On the other hand — and this is a big red flag — IntruShield completely missed one exploit commonly used against large institutions: the WebDAV exploit, which uses exceptionally large URL strings to overflow buffers on a Web server and gain access to command privileges.
In the first weekend of testing, a WebDAV attack was launched and picked up by the test site’s existing IDS, but IntruShield did not display any alarms. I wondered whether something unusual had kept IntruShield from recognising the behaviour, so I launched two test WebDAV attacks against secure servers. IntruShield didn’t pick up either one — not a good sign.
The missed WebDAV attack is disconcerting, despite otherwise solid scanning performance, and some functions, especially packet decoding, are buried too deeply in command trees. Nevertheless, IntruShield’s ability to set different rule sets for its different ports means that a single sensor could provide monitoring for multiple network segments with varying needs and vulnerabilities. Overall, this is a good, enterprise-level IDS that will be comfortably at home in large networks.
The IntruShield 2600 sensor was connected via GbE (Gigabit Ethernet) to a span port on a Cisco 6509 router within the UF production network. The network traffic monitored was the bulk of Internet and Internet2 traffic coming to and from the university over more than a week’s time. The IntruShield 2600 was configured for maximum alerts — no alert filtering was in place during the tests.

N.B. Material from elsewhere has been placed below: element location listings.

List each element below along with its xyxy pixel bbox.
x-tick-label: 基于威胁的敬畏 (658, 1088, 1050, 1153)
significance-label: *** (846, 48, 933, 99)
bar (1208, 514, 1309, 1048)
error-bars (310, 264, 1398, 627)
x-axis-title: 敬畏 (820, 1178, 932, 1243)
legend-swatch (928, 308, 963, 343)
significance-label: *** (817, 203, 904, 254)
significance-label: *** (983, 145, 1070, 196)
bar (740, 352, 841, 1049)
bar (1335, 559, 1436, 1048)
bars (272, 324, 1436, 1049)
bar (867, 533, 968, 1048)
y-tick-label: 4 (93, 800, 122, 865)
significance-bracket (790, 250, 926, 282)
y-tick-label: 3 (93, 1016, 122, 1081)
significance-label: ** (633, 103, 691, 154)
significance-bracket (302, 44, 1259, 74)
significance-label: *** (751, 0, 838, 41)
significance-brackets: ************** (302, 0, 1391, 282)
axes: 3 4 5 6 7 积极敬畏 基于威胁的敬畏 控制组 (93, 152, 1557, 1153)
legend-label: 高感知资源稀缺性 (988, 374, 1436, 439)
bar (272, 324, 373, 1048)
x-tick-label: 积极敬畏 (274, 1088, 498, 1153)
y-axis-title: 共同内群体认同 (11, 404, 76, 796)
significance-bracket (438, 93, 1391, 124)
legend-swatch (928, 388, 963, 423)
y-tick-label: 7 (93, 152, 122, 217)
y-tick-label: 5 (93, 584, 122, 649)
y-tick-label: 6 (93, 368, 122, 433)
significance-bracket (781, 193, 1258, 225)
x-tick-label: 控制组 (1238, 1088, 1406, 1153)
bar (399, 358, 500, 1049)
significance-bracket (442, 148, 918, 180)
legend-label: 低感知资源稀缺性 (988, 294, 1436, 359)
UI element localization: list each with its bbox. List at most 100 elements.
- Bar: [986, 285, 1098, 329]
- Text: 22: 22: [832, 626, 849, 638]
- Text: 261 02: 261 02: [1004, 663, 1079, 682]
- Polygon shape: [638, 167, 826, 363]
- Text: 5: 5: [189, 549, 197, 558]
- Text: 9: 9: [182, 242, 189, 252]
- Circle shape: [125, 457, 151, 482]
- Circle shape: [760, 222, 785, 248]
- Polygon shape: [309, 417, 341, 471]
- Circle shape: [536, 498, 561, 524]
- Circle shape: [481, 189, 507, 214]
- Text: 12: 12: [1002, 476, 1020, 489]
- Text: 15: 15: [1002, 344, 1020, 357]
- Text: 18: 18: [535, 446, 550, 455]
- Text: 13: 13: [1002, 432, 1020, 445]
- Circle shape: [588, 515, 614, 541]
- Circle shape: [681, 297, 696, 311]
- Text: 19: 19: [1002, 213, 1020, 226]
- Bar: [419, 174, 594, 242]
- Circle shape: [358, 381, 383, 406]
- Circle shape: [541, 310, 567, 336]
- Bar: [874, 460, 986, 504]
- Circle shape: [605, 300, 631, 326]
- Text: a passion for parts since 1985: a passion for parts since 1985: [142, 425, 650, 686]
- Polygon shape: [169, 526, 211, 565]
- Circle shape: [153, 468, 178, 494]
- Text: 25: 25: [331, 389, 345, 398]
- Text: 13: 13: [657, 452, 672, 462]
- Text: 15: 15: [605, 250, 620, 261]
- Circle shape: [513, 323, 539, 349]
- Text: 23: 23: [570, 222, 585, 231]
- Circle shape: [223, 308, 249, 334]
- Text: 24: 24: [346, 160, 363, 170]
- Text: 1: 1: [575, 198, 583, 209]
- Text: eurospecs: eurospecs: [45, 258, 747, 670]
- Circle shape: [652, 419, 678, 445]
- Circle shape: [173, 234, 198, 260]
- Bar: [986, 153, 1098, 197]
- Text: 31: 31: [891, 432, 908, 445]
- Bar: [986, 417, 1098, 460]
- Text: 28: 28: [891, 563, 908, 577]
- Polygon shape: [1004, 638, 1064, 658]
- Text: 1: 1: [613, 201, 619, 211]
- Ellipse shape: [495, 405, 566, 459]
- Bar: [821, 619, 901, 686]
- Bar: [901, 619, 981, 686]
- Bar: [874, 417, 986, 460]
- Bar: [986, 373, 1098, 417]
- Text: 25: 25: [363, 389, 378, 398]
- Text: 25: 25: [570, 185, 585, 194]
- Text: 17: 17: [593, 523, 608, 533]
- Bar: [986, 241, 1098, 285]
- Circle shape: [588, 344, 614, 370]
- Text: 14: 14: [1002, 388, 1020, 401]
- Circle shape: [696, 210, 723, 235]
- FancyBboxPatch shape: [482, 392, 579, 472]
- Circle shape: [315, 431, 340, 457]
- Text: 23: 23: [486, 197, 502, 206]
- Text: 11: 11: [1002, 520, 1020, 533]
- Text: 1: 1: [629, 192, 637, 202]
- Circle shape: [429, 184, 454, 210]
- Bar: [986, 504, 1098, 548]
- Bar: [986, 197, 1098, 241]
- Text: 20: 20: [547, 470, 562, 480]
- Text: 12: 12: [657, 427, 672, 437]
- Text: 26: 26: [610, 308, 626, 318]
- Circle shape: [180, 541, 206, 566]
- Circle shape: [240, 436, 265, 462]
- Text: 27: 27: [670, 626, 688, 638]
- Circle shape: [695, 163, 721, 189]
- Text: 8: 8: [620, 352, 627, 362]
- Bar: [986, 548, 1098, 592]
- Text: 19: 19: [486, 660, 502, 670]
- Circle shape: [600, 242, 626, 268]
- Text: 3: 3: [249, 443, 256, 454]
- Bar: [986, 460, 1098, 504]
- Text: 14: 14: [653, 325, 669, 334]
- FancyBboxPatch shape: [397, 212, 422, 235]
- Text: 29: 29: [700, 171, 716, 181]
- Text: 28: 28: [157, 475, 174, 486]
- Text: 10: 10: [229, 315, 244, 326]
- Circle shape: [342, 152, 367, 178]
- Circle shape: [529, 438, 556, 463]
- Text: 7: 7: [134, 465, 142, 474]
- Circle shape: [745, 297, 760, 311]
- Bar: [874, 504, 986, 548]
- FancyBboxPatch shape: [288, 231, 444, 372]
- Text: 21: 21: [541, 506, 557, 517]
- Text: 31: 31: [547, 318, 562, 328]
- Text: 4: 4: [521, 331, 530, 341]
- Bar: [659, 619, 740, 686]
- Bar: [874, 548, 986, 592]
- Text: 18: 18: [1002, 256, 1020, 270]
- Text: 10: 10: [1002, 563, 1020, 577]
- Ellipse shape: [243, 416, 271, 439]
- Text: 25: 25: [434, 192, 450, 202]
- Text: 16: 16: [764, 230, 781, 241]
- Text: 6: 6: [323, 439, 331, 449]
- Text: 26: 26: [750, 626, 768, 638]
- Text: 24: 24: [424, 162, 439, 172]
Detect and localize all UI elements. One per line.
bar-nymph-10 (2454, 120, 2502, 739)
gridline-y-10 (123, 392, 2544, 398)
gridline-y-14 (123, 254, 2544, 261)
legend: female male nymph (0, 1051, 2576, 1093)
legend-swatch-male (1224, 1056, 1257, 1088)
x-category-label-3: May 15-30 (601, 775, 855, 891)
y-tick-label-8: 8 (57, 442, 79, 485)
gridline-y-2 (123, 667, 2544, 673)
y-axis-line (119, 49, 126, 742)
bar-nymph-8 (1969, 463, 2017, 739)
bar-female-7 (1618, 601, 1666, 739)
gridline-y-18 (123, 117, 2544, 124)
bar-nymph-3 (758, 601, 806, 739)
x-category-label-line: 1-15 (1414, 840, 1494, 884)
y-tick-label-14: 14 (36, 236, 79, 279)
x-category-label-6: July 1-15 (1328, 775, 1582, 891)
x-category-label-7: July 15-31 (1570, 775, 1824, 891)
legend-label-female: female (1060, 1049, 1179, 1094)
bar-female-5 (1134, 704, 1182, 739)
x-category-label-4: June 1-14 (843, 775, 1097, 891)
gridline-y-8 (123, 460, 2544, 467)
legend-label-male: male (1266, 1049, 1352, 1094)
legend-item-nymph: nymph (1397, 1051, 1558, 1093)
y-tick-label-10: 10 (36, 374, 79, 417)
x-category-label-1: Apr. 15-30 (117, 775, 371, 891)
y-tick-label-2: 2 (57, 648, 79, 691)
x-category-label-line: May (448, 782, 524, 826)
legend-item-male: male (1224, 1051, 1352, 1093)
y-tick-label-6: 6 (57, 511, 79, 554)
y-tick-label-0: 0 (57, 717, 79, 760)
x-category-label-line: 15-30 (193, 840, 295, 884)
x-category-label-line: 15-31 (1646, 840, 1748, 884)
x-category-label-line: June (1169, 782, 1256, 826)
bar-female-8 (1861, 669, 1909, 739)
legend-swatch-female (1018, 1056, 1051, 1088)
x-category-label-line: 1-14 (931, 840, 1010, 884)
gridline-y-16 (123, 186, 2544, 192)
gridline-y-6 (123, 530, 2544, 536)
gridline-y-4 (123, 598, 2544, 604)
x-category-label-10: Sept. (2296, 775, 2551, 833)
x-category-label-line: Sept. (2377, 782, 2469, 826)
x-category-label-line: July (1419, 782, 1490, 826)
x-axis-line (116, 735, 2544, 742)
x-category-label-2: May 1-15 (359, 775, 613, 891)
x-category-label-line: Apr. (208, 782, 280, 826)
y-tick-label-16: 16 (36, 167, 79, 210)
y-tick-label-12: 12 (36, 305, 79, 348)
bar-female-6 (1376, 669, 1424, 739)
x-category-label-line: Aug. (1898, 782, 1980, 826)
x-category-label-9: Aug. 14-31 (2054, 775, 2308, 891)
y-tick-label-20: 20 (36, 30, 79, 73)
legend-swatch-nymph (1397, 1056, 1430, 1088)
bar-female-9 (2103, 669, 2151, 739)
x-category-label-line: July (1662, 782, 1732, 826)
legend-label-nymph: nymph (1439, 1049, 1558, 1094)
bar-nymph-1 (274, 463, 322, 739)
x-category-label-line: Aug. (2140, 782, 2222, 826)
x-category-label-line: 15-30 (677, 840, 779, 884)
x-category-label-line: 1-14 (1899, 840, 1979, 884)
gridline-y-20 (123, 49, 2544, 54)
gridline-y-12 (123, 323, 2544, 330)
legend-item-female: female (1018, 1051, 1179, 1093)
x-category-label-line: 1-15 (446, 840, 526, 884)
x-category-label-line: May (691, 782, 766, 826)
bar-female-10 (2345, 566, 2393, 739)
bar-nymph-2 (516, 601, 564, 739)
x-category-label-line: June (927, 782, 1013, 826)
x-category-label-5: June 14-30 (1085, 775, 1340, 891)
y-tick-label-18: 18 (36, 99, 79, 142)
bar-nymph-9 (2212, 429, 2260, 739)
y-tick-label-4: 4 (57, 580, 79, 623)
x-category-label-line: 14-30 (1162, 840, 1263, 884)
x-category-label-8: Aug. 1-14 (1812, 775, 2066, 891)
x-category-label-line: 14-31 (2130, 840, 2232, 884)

IntruShield Manager software was deployed on a Windows 2000 Server base, on a 2GHz Intel Xeon processor with 2GB of RAM. The management server connected directly to the management Ethernet port of the sensor.
The Network Services Interoperability Lab, part of the university’s office of information technology, was begun to test and verify network equipment that was eventually placed into production to support faculty and students. The lab, sponsored in part by contributions from Cisco Systems, Ixia and Spirent Communications, hosts numerous product demonstrations each year.